The healthcare revenue cycle starts when a patient makes his/her appointment to seek medical services from a healthcare provider. The process ends when claims are reimbursed and patient payments have been collected. 

The first step in the RCM is to carry out the insurance eligibility verification of the patient. Demographics entry is also made at this stage. The two steps are crucial for mistakes made at this stage are carried forward to the end resulting in claims rejection. The billing team uses various sources to ensure that eligibility verification is done thoroughly and accurately.

Once the patient visit is over, claims preparation and submission have to start. The diagnosis and treatments carried out must now be codified. The correct codes must be identified to describe best the diagnosis/treatment. Incorrect coding will result in claims rejections. Certified coders should do the coding accurately.
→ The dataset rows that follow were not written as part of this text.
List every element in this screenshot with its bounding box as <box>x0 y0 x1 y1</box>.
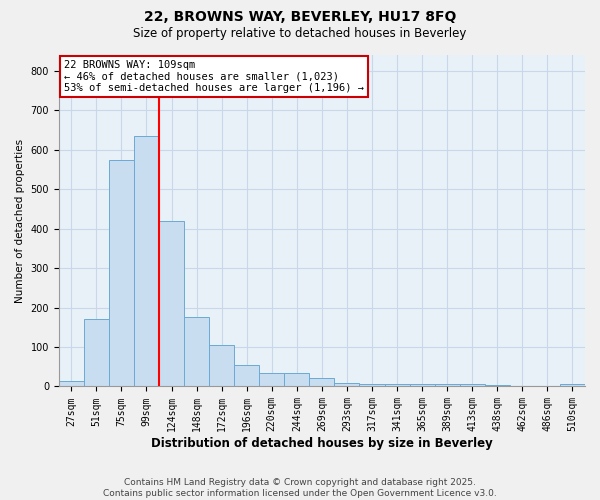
Text: Contains HM Land Registry data © Crown copyright and database right 2025.
Contai: Contains HM Land Registry data © Crown c… <box>103 478 497 498</box>
Bar <box>284 374 310 386</box>
Text: Size of property relative to detached houses in Beverley: Size of property relative to detached ho… <box>133 28 467 40</box>
Bar <box>334 382 359 386</box>
Bar <box>184 318 209 386</box>
Bar <box>59 380 84 386</box>
Bar <box>109 160 134 386</box>
Bar <box>234 365 259 386</box>
Bar <box>460 384 485 386</box>
Bar <box>134 136 159 386</box>
Bar <box>385 384 410 386</box>
Bar <box>434 384 460 386</box>
Bar <box>410 384 434 386</box>
Bar <box>209 345 234 387</box>
Bar <box>359 384 385 386</box>
Bar <box>310 378 334 386</box>
Bar <box>159 220 184 386</box>
X-axis label: Distribution of detached houses by size in Beverley: Distribution of detached houses by size … <box>151 437 493 450</box>
Text: 22, BROWNS WAY, BEVERLEY, HU17 8FQ: 22, BROWNS WAY, BEVERLEY, HU17 8FQ <box>144 10 456 24</box>
Text: 22 BROWNS WAY: 109sqm
← 46% of detached houses are smaller (1,023)
53% of semi-d: 22 BROWNS WAY: 109sqm ← 46% of detached … <box>64 60 364 93</box>
Bar <box>259 372 284 386</box>
Bar <box>560 384 585 386</box>
Y-axis label: Number of detached properties: Number of detached properties <box>15 138 25 303</box>
Bar <box>84 320 109 386</box>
Further, they must be trained regularly and their knowledge kept up to date regarding the many changes being made by medical authorities and payors.
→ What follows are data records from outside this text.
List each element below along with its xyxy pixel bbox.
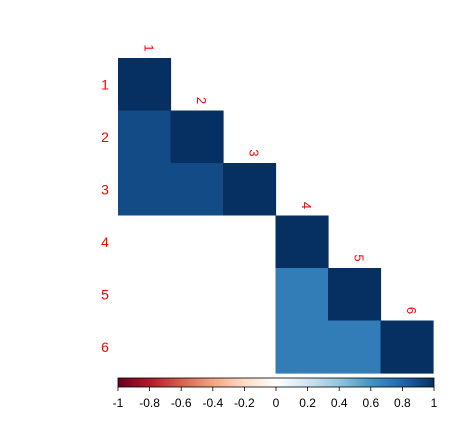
heatmap-cell-5-4 xyxy=(275,268,329,322)
row-label-4: 4 xyxy=(101,234,109,250)
colorbar xyxy=(117,377,435,388)
heatmap-cell-5-3 xyxy=(223,268,277,322)
colorbar-tick-label-0.6: 0.6 xyxy=(362,396,379,410)
heatmap-cell-5-5 xyxy=(328,268,382,322)
heatmap-cell-4-2 xyxy=(170,215,224,269)
row-label-1: 1 xyxy=(101,76,109,92)
heatmap-cells xyxy=(118,58,434,374)
heatmap-cell-1-1 xyxy=(118,58,172,112)
colorbar-tick-label--0.6: -0.6 xyxy=(171,396,192,410)
colorbar-tick-label-0.4: 0.4 xyxy=(331,396,348,410)
colorbar-tick-label-0.2: 0.2 xyxy=(299,396,316,410)
heatmap-cell-5-1 xyxy=(118,268,172,322)
column-label-6: 6 xyxy=(404,307,419,314)
row-label-6: 6 xyxy=(101,339,109,355)
heatmap-cell-4-1 xyxy=(118,215,172,269)
heatmap-cell-3-2 xyxy=(170,163,224,217)
column-label-5: 5 xyxy=(351,254,366,261)
colorbar-tick-label--0.2: -0.2 xyxy=(234,396,255,410)
heatmap-cell-6-4 xyxy=(275,320,329,374)
colorbar-tick-label-0: 0 xyxy=(273,396,280,410)
column-label-3: 3 xyxy=(246,149,261,156)
row-label-5: 5 xyxy=(101,286,109,302)
column-label-1: 1 xyxy=(141,44,156,51)
colorbar-tick-label--1: -1 xyxy=(113,396,124,410)
heatmap-cell-6-5 xyxy=(328,320,382,374)
row-label-3: 3 xyxy=(101,181,109,197)
heatmap-cell-6-3 xyxy=(223,320,277,374)
heatmap-cell-2-2 xyxy=(170,110,224,164)
heatmap-cell-3-1 xyxy=(118,163,172,217)
heatmap-cell-4-4 xyxy=(275,215,329,269)
heatmap-cell-4-3 xyxy=(223,215,277,269)
heatmap-cell-6-1 xyxy=(118,320,172,374)
heatmap-cell-6-6 xyxy=(380,320,434,374)
colorbar-tick-label-0.8: 0.8 xyxy=(394,396,411,410)
column-label-4: 4 xyxy=(299,202,314,209)
colorbar-tick-label--0.8: -0.8 xyxy=(139,396,160,410)
heatmap-cell-2-1 xyxy=(118,110,172,164)
row-label-2: 2 xyxy=(101,129,109,145)
colorbar-tick-label--0.4: -0.4 xyxy=(202,396,223,410)
column-label-2: 2 xyxy=(194,97,209,104)
colorbar-tick-label-1: 1 xyxy=(431,396,438,410)
heatmap-cell-3-3 xyxy=(223,163,277,217)
heatmap-cell-6-2 xyxy=(170,320,224,374)
heatmap-cell-5-2 xyxy=(170,268,224,322)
Charge entry is the next step when the amount to be reimbursed by the payor is determined. Billers should have the expertise to arrive at the right amount to be billed.

The claim is electronically submitted to the concerned payor for reimbursement. The reimbursement is done based on patient coverage and payor contracts. Claims can also be rejected based on various factors. Workflow processes should be designed to ensure that there are minimum rejections.

For procedures/treatments not covered by insurance, the amount must be collected from the patient, preferably at the time of visit.

The other phases that follow are payment posting, patient statements, reporting and denials management. Denials management is a process needing a well-thought-out strategy.

Astute use of technology for RCM processes and communication will lead to faster processes and a narrower margin for errors. Staff should be trained in multiple EHRs, so clients need not worry about integration.

At Bristol Healthcare Services, every stage of the RCM is of equal importance. We work patiently and diligently to submit/resubmit correct claims and obtain the payment for your services. Our processes are transparent and you have complete knowledge of the work being done for you. Our system of reporting to you will keep you updated on the status of your claims.

The goal of RCM is to design processes that help healthcare providers get paid the entire amount for services rendered in the quickest possible time to keep the cash flow uninterrupted. Bristol Healthcare Services has been doing precisely this for the past two decades.